“Capriccio cherche comtesse”, solo exhibition of Sarah Tritz at Bétonsalon – Centre d’art et de recherche, Paris, 15th March-17th May 2008.
Text written on the occasion and published on the flyer :
The works of Sarah Tritz present themselves as composite wholes shaped by an original rhythm that is each time particular to them. This rhythm is close to a mood, like an internal music, and serves to organise – from the inside – a play of forms that on leaving this codified arrangement appear to return to their initial obscurity. From the outside, the group struggles to agree; nothing moves. Our eyes hesitate, stumble, shocked by certain presumed affinities. Elements even seem to clash. From the inside, they all take their proper place. A circulation is established, our eyes follow its path and links come to life. We are invited to experience.
In fact the group functions organically. The engine behind this burgeoning display of life is the imagination. An imagination that is backed up by the will to create order. The raw material (meaning the remnants of past experiences) is made up of all kinds of documents, autobiographical or fictional, as suits, and of objects found, modified or produced. This initial raw material simmers away from day to day to subsequently be built and rebuilt at the mercy of newly produced installations. To give form to life, to one’s own life, is a task that must constantly be undertaken anew. In this sense, we witness a blooming forth that is constantly expanding and that mobilises a dynamic network between on the one hand, our emotional connection with the world and the exacerbation of feeling, translated by forms that are constantly moving between the appearance of being flat and the two-dimensional, and are completely consecrated to sight; and on the other, the search for a plasticity consecrated to touch; and it is all swept up in an effort to unite so that the whole stands firm. Things become fixed. From this unity, there then emerges an invitation to resuscitate the play of forms that initially appeared to be “half-dead”. After the almighty creative power of the game, we call to the other. Without this, nothing would exist.

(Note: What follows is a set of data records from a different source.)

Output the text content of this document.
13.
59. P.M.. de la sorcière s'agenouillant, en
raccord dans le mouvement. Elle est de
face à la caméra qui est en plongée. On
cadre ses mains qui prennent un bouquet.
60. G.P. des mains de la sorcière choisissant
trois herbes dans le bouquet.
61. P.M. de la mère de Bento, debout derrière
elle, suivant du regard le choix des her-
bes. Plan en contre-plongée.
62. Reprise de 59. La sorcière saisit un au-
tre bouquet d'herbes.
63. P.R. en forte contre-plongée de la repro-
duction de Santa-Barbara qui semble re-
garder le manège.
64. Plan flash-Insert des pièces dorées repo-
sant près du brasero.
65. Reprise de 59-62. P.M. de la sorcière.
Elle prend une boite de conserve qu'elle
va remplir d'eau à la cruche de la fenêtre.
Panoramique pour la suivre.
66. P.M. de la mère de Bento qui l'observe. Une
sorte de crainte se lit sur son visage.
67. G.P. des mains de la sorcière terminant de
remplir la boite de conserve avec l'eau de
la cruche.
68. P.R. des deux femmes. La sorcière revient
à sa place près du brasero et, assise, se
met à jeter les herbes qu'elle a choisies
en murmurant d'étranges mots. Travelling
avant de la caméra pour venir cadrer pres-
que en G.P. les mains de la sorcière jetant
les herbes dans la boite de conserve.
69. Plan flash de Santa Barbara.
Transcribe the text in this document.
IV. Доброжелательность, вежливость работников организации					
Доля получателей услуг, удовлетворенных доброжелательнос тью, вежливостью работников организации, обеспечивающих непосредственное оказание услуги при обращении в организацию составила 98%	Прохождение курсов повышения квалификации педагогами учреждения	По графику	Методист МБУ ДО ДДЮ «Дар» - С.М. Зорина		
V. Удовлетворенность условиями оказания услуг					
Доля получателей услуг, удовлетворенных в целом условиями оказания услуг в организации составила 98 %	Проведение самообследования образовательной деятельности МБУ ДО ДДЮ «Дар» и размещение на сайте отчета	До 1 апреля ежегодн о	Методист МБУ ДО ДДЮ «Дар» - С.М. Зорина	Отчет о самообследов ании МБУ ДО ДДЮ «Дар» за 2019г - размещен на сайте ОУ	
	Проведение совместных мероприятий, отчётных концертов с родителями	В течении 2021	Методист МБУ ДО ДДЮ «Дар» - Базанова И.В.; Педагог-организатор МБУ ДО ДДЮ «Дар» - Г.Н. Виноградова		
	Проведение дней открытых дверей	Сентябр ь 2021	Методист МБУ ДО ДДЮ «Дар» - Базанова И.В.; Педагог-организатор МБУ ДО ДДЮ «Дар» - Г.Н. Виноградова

We must take Sarah Tritz at her word. The clue is in the title: she places herself under the sign of caprice. Meaning what? Caprice, or capriccio, refers to a genre of painting which is generally associated with rococo, and of which the particularity is to represent landscapes punctuated with ruins. The ruins are on the whole invented, truncated and arranged according to the demands of the composition of the painting; or simply copied from real edifices, but inevitably placed in a fictional context that favours a sense of the bizarre and of strange and fantastical associations. In the end, the architectures that are painted are always imaginary. At first glance, one thinks one is looking at an ode to the past. Very quickly it is the historical sentiment that predominates, the events are filtered and reshaped by the artist, the processes of transformation governed only by the artist’s fancy. It would seem that Sarah Tritz shares a family likeness with the caprice. But do not see a deliberate method in this. Rather an other music, the introduction of a new rhythm searching for resonances.